To transform chemically competent cells

  1. Start thawing the competent cells on wet crushed ice.
  2. Chill labeled 2 ml conical bottom tubes on wet ice. Add 1 µL of DNA in TE and 50 µL of thawed TOP10 competent cells to the tubes. In our experience, these volumes have the best transformation efficiency. The 2 ml tubes allow better liquid movement during incubation. Extra eluted DNA may be held at least several weeks frozen or at refrigerator temperature.
  3. Hold the DNA and competent cells on ice for 30 minutes. This improves transformation efficiency by a significant amount.
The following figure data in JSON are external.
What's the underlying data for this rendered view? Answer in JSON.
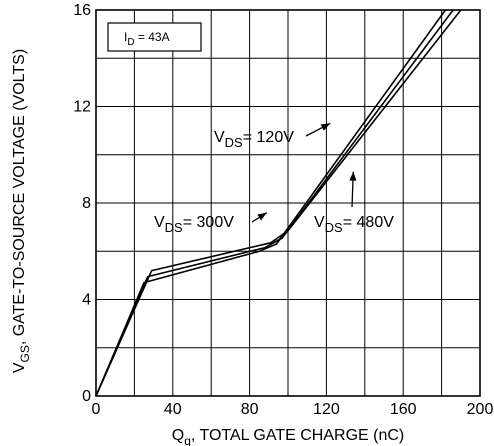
{
  "chart_data": {
    "type": "line",
    "title": "",
    "xlabel": {
      "main": "Q",
      "sub": "g",
      "rest": ", TOTAL GATE CHARGE (nC)"
    },
    "ylabel": {
      "main": "V",
      "sub": "GS",
      "rest": ", GATE-TO-SOURCE  VOLTAGE (VOLTS)"
    },
    "xlim": [
      0,
      200
    ],
    "ylim": [
      0,
      16
    ],
    "x_ticks": [
      0,
      40,
      80,
      120,
      160,
      200
    ],
    "y_ticks": [
      0,
      4,
      8,
      12,
      16
    ],
    "grid": true,
    "condition_box": {
      "main": "I",
      "sub": "D",
      "rest": " = 43A"
    },
    "series": [
      {
        "name": "VDS = 120V",
        "points": [
          [
            0,
            0
          ],
          [
            25,
            4.7
          ],
          [
            85,
            6.0
          ],
          [
            94,
            6.3
          ],
          [
            182,
            16
          ]
        ]
      },
      {
        "name": "VDS = 300V",
        "points": [
          [
            0,
            0
          ],
          [
            27,
            4.95
          ],
          [
            88,
            6.15
          ],
          [
            97,
            6.55
          ],
          [
            186,
            16
          ]
        ]
      },
      {
        "name": "VDS = 480V",
        "points": [
          [
            0,
            0
          ],
          [
            29,
            5.2
          ],
          [
            91,
            6.35
          ],
          [
            100,
            6.85
          ],
          [
            190,
            16
          ]
        ]
      }
    ],
    "annotations": [
      {
        "main": "V",
        "sub": "DS",
        "rest": "= 120V",
        "arrow_to": [
          122,
          11.3
        ]
      },
      {
        "main": "V",
        "sub": "DS",
        "rest": "= 300V",
        "arrow_to": [
          89,
          7.6
        ]
      },
      {
        "main": "V",
        "sub": "DS",
        "rest": "= 480V",
        "arrow_to": [
          134,
          9.3
        ]
      }
    ]
  }
}
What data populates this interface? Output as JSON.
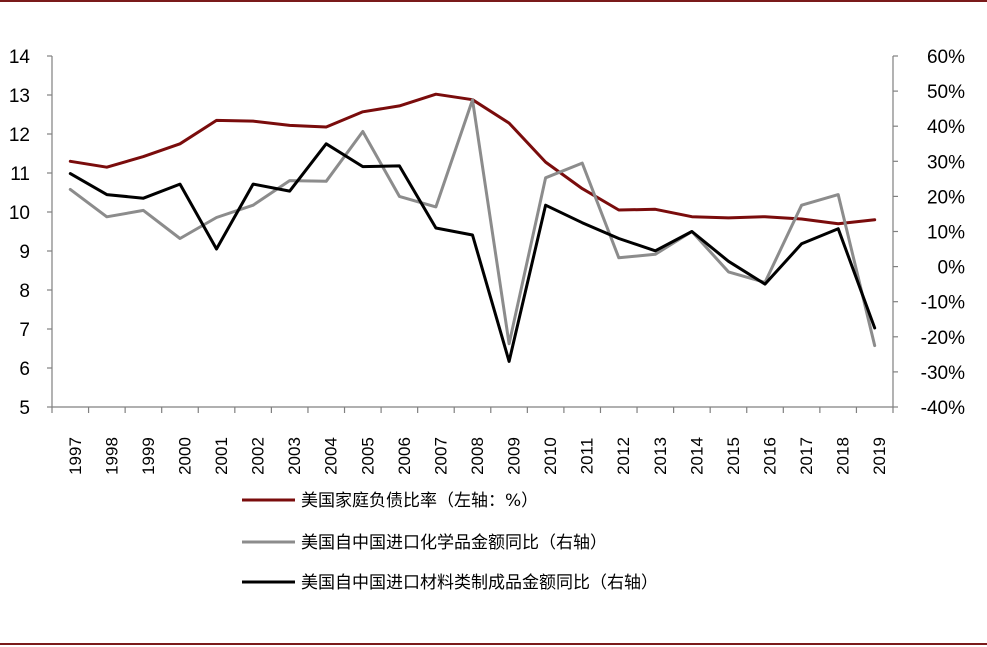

  4. Heat shock the cells by immersion in a pre-heated water bath at 42ºC for 60 seconds. A water bath is important to improve heat transfer to the cells.
  5. Incubate the cells on ice for 2 minutes.
  6. Add 200 μl of SOC broth (check that this broth is not turbid, which would indicate previous contamination and bacterial growth). This broth should contain no antibiotics.
  7. Incubate the cells at 37ºC for 2 hours while the tubes are rotating or shaking. We have found that growth for 2 hours helps in transformation efficiency, especially for plasmids with antibiotic resistance other than ampicillin.
  8. Label an LB agar plate containing the appropriate antibiotic(s) with the part number, plasmid, and antibiotic resistance. Plate 250 µl of the incubated cell culture on the plate.
  9. Incubate the plate at 37ºC for 12-14 hours, making sure the agar side of the plate is up. If incubated for too long the antibiotics, especially ampicillin, start to break down and un-transformed cells will begin to grow.